III. LA POSITION DE VOTRE COMMISSION POUR AVIS

Votre commission pour avis estime que les conditions d'examen de la présente proposition de loi ne sont pas au niveau des enjeux soulevés par ce texte.

A. UN CALENDRIER D'EXAMEN PEU COHÉRENT

Votre commission pour avis déplore que le calendrier prévu pour l'examen de ce texte impose, une fois encore, un travail législatif précipité. Pourtant, comme le rapport de notre collègue Eric Doligé l'a rappelé, la précipitation est l'un des principaux facteurs de l'inflation et de l'instabilité normatives dont se plaignent les collectivités locales et nos concitoyens. Le Parlement légifère en effet trop, en partie parce qu'il légifère trop vite. Des lois incomplètes et imprécises sont donc publiées, qui rendent nécessaire l'élaboration de nouvelles lois pour corriger les défauts des précédentes, avec pour conséquence un manque d'intelligibilité et de sécurité des règles.

Le temps de discussion prévu pour l'examen en séance de ce texte est d'à peine 3 heures 30. Compte tenu de sa taille, de sa complexité et de ses défauts de fond et de forme actuels, le Sénat se trouve de ce fait placé devant deux hypothèses. Soit le texte est discuté en séance de manière détaillée et constructive, auquel cas il est impossible que la discussion aille au bout des 33 articles dans le délai imparti. Soit la discussion est menée « tambour battant », auquel cas le Sénat adopte un texte mal ficelé sur le sujet pourtant essentiel pour lui, représentant des collectivités territoriales. Le Sénat se trouve devant une alternative inacceptable : une discussion inachevée ou une discussion bâclée .

Votre rapporteur pour avis souligne qu'on constate ici de manière claire, une fois encore, une limite forte de la réforme constitutionnelle de juillet 2008. Celle-ci a souhaité revaloriser l'initiative des parlementaires, mais le temps d'examen en séance, encadré de manière extrêmement stricte, ne permet pas toujours de discuter dans des conditions satisfaisantes les propositions de loi les plus importantes.

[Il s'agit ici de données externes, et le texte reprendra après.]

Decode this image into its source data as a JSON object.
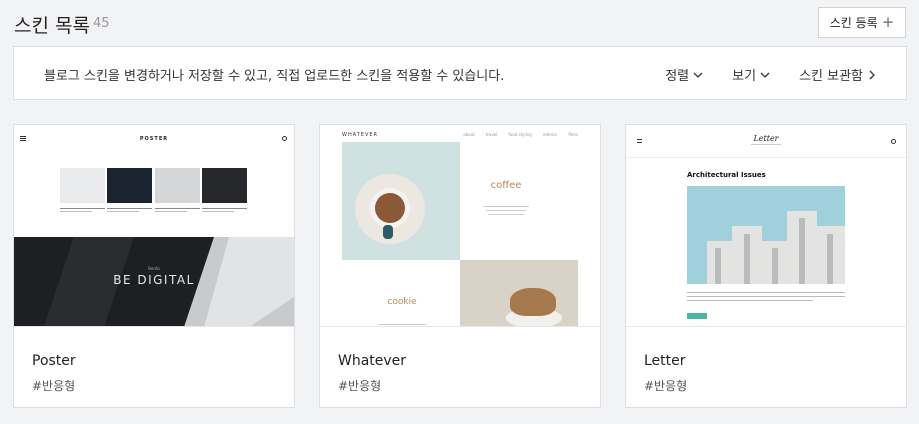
{
  "header": {
    "title": "스킨 목록",
    "count": "45",
    "register_label": "스킨 등록",
    "register_icon": "plus-icon"
  },
  "info": {
    "text": "블로그 스킨을 변경하거나 저장할 수 있고, 직접 업로드한 스킨을 적용할 수 있습니다.",
    "actions": [
      {
        "label": "정렬",
        "icon": "chevron-down-icon"
      },
      {
        "label": "보기",
        "icon": "chevron-down-icon"
      },
      {
        "label": "스킨 보관함",
        "icon": "chevron-right-icon"
      }
    ]
  },
  "skins": [
    {
      "name": "Poster",
      "tag": "#반응형",
      "thumb": {
        "logo": "POSTER",
        "hero_sub": "Bento",
        "hero_title": "BE DIGITAL"
      }
    },
    {
      "name": "Whatever",
      "tag": "#반응형",
      "thumb": {
        "logo": "WHATEVER",
        "nav": [
          "about",
          "travel",
          "food styling",
          "interior",
          "films"
        ],
        "heading1": "coffee",
        "heading2": "cookie"
      }
    },
    {
      "name": "Letter",
      "tag": "#반응형",
      "thumb": {
        "logo": "Letter",
        "post_title": "Architectural Issues"
      }
    }
  ]
}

Les délais pour instruire la présente proposition de loi sont également peu propices à un travail législatif de qualité. En effet, si ce texte a été déposé sur le Bureau du Sénat en août dernier, son inscription à l'ordre du jour a été décidée le 17 janvier 2012 en vue d'une discussion en séance publique dès le 15 février, ce qui a conduit à un examen du texte en commission dans la semaine qui précède. Un tel calendrier implique des auditions préliminaires réduites à la portion congrue, sans rapport avec l'importance et la difficulté du sujet à traiter. Dans ces conditions, il est difficile d'expertiser le texte de manière approfondie, ce que regrette vivement votre rapporteur pour avis .

Cette précipitation a d'autant moins de sens que la procédure accélérée n'a pas été demandée par le Gouvernement avant l'inscription à l'ordre du jour et que le texte suivra donc la navette législative classique, avec deux lectures dans chaque chambre avant la convocation d'une éventuelle commission mixte paritaire. Dans ces conditions, il est impossible qu'il soit adopté avant la suspension des travaux parlementaires de mars prochain. Notre Haute Assemblée devrait ainsi examiner dans la précipitation un texte qui, à supposer même qu'il soit adopté, n'aurait de toute manière aucune chance de franchir les étapes ultérieures de la procédure législative dans un avenir prévisible.

Le calendrier d'examen de ce texte ne permet donc pas de réaliser un travail législatif de qualité. Si le texte qui est soumis au Sénat est un texte qui mérite l'intérêt, comme le pense votre commission pour avis, si par ailleurs aucun motif de fond ou de forme ne justifie qu'on l'examine en urgence, alors le Sénat doit prendre le temps de le travailler en profondeur pour élaborer une loi claire et pertinente, qui simplifie les normes plutôt que d'ajouter de la complexité à la complexité déjà existante.

Votre rapporteur pour avis souligne par ailleurs que, depuis les annonces faites le 30 janvier 2012 par le président de la République concernant la majoration de 30 % des droits à construire, discuter des dispositions d'urbanisme contenues dans la présente proposition de loi peut paraître surprenant. À quoi bon en effet discuter des règles d'élaboration des PLU, de l'urbanisme de projet et des procédures d'aménagement quand, dans le même temps, le Gouvernement dépose un projet de loi qui, de manière uniforme et systématique, propose de majorer de 30 % les droits à construire au risque de faire table rase du travail de précision réalisé par les collectivités locales pour élaborer leur PLU ? On ne peut pas parler, d'un côté, d'urbanisme de projet et d'adaptation des règles aux circonstances locales et, de l'autre, proposer des outils relevant d'une conception directive de l'urbanisme.